William Evans (divine)
Evans was educated at the college at Ystradwalter, then under the presidency of the Rev. Rees Prytherch. He was ordained at Pencader, near Carmarthen, in 1688, and continued pastor there for fifteen years. In 1703 he removed to Carmarthen to become pastor of the presbyterian congregation, and received in his house students for the Christian ministry. He has been regarded as the founder of the Welsh Academy, from the fact that the education of divinity students first assumed under him a collegiate form.
He was patronised both by the London funds and by the liberality of wealthy dissenters. Dr. Daniel Williams bequeathed a sum of money towards his support, and this has been continued to his successors to this day. He is said to have been a man of superior attainments as a scholar and divine, and to have devoted himself with great diligence and exemplary fortitude to the discharge of his professional duties in circumstances of difficulty and danger. He is supposed to have discontinued his labours in 1718, and he died in 1720.

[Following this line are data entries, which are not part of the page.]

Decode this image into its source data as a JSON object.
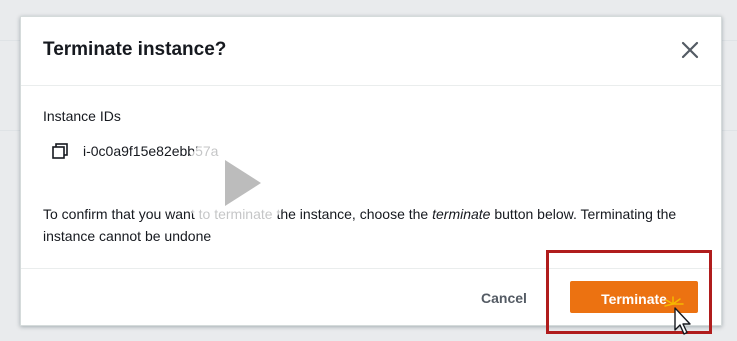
{
  "modal": {
    "title": "Terminate instance?",
    "close_icon": "close-icon",
    "field_label": "Instance IDs",
    "copy_icon": "copy-icon",
    "instance_id": "i-0c0a9f15e82ebb57a",
    "confirm_prefix": "To confirm that you want to terminate the instance, choose the ",
    "confirm_emphasis": "terminate",
    "confirm_suffix": " button below. Terminating the instance cannot be undone"
  },
  "footer": {
    "cancel_label": "Cancel",
    "terminate_label": "Terminate"
  },
  "overlay": {
    "play_icon": "play-icon",
    "cursor_icon": "pointer-cursor-icon"
  },
  "colors": {
    "primary_button": "#ec7211",
    "highlight_border": "#b01c1c",
    "text": "#16191f",
    "secondary_text": "#545b64"
  }
}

In 1707 he published in Welsh ‘The Principles of the Christian Religion,’ based apparently on the assembly's catechism; in 1714 he published and wrote a preface for ‘Gemmeu Doethineb’ (‘Gems of Wisdom’), a very interesting work by his old tutor, R. Prytherch; in 1717 he wrote a long preface to his friend and neighbour Iago ab Dewi's translation of Matthew Henry's ‘Catechism;’ in 1757 Abel Morgan published Evans's ‘Principles of the Christian Religion,’ which he had adapted so as to teach adult baptism.